Monday, May 12, 2014
All was well lit though the sky was uniform in its greyness. The grass was bright green and greening still from the night's rain. His alarm clocks both rang and were snoozed twice before he rose and put on a collared blue dress shirt he'd last worn to see Shostakovich, Stravinsky, and some forgettable Czech.
It was seventy degrees and the humidity hung like a deep-seeded premonition of evil. In the tall olive line of Norwegian Spruce the robins and redwing blackbirds were long at songs of joy and warnings. The cows at the end of the lane were deciding to stand or lay. In the dampness he saw the sweat of the day and muttered shitters to nothing in particular.
Stepping into his car he turned the ignition and listened for what was to come from the radio. He didn't like it and fumbled through the console for Chronicles; the reward and wrath of righteousness seemed needed, Asa or Jehoshaphat in particular.
The quick movements of white like heatspots before closed lids came in the right periphery as he backed onto the lawn to orient his car northward. Curly a surrogate mother cat and her nursling were springing towards a bush and flower patch that held a single tulip waiting to open to the day. The second kitten lay in spasms on the ground. He finished his turn looking in the rearview and saw the now permeable skull leaking red.
Shitters.
Stepping out he closed the gap and noticed for the first time the grey marking on its left side, even now corrupting, slightly the shape of Africa. Curly returned from the bush her head bobbing to the now soulless thing and the transient tom, Boxer, then appeared from the line of spruce.
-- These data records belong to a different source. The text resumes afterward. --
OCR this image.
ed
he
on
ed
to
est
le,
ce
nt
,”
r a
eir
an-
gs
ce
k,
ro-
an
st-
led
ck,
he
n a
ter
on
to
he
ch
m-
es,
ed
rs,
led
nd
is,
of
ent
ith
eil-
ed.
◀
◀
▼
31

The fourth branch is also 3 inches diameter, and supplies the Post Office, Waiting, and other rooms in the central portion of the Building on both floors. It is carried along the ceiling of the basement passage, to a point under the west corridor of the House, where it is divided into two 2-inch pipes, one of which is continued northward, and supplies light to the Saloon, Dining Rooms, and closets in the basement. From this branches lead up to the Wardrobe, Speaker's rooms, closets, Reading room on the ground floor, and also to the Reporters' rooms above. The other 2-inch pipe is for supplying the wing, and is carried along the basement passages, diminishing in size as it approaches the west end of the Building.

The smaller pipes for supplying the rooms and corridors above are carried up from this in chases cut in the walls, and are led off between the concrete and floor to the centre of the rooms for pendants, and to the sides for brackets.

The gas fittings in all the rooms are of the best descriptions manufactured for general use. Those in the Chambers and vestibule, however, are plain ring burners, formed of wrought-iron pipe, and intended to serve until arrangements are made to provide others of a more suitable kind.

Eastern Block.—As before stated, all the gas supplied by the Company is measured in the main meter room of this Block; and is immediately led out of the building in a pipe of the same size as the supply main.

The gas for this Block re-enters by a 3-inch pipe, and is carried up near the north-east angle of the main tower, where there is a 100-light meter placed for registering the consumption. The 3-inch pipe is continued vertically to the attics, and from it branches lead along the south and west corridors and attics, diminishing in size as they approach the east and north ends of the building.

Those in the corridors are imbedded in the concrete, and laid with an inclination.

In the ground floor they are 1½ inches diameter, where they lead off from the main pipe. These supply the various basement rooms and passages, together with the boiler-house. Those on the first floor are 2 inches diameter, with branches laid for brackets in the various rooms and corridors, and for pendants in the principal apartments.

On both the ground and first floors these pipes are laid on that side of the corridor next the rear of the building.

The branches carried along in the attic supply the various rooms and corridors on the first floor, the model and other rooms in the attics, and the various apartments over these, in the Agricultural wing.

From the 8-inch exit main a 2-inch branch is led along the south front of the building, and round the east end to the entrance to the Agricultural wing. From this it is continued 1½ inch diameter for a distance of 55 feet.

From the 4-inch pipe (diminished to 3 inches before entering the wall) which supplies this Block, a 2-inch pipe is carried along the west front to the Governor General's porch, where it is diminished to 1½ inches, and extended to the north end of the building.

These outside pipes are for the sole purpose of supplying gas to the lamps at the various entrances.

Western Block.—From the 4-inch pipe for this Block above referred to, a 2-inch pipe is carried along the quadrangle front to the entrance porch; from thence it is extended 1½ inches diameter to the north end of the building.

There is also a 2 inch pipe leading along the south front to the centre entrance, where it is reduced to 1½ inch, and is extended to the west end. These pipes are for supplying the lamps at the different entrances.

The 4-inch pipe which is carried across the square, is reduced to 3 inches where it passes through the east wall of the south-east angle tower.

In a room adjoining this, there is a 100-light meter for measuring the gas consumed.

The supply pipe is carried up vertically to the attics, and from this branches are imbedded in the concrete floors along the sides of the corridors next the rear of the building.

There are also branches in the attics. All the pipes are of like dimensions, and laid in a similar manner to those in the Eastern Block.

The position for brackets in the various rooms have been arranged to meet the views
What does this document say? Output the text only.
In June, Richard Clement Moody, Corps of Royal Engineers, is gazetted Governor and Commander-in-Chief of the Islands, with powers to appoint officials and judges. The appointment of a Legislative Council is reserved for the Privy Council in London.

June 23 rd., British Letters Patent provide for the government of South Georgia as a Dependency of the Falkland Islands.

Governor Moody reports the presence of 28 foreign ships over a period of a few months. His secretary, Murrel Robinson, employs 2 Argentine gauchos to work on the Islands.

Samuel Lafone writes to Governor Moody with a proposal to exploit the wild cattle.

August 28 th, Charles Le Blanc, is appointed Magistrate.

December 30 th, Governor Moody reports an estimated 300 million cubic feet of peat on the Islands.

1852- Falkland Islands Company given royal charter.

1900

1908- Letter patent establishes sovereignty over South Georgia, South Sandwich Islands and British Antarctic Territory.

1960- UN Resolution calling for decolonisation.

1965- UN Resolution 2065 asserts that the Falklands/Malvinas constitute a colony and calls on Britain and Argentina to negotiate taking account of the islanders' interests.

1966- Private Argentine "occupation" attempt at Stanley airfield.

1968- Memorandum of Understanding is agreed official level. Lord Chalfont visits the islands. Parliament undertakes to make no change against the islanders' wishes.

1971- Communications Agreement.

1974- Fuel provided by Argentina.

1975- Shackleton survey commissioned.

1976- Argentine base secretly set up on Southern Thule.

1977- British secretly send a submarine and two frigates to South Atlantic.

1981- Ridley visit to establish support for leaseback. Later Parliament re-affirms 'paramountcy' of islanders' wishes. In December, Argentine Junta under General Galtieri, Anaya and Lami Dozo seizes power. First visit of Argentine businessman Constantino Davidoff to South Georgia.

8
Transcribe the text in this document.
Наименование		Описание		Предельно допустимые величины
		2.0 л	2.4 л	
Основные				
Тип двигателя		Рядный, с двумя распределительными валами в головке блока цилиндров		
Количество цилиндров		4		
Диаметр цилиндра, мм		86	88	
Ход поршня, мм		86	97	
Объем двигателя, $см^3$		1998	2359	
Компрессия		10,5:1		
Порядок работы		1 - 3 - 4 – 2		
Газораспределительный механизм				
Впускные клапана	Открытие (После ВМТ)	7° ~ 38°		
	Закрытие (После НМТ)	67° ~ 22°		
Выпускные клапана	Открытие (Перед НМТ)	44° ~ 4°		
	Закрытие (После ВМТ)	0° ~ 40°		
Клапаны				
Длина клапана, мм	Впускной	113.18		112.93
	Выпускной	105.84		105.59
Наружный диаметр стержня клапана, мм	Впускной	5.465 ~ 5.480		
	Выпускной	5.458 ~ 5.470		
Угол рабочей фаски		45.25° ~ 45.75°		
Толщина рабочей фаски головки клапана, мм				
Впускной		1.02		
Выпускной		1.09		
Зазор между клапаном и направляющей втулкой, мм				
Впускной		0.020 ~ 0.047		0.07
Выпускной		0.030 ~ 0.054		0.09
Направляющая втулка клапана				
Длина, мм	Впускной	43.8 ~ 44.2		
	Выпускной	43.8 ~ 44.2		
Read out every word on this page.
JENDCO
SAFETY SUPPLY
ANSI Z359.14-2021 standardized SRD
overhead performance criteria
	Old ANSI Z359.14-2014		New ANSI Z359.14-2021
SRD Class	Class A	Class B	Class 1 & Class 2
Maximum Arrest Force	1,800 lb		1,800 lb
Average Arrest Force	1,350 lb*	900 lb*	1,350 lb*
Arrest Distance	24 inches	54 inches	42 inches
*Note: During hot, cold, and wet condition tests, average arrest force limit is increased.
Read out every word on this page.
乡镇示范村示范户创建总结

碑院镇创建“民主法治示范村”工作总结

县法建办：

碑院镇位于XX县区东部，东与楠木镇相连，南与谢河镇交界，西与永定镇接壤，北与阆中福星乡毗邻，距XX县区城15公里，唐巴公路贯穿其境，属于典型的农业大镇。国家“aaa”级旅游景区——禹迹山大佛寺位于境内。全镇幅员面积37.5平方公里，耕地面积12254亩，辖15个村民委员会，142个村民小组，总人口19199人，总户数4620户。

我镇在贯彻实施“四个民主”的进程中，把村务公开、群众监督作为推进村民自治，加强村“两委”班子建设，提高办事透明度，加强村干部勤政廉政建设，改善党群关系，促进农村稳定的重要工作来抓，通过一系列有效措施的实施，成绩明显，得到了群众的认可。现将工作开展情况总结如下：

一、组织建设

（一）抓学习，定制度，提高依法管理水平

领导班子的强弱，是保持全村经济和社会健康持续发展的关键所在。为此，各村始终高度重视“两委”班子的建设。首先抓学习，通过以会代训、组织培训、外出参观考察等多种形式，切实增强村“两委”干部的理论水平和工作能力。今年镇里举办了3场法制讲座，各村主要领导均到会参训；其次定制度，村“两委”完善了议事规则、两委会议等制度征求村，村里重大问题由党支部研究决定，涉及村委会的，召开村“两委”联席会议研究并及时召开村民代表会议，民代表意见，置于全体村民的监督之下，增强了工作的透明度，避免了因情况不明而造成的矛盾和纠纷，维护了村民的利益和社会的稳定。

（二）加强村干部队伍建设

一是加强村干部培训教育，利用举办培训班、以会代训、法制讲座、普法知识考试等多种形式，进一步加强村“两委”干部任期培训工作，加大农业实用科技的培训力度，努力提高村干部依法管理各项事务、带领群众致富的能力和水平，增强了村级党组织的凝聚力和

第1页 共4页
The garage door had a small section of the rubber weather stripping removed in the stead of the long corroded handle. It still broke from its traces easily. A brief scan lighted on a square of rust with a long worn handle that looked of fresh poplar. The head was upturned more than sharp so he had to use his foot as a backsplash to move the corpse on it. Even this slight nudge had the rubbery impression of lifelessness. Encephalon was growing out of the upturned ear red with veins of white. He carried it eastward to the uneven green growth next to a white corrugated steel machine shed that usually housed a green grain cart and flung the cat weedward. The effort was weak and it landed between the weeds and a freshly seeded cornfield like some splotchy spore growth from crust to bread.
There it'll lay he thought and looked around to inventory the survivors. Then replaced his undertaking tool and wished the coyotes were hungry this night and shut the rasping garage door.
Re-entereing the car he located the living again and drove off.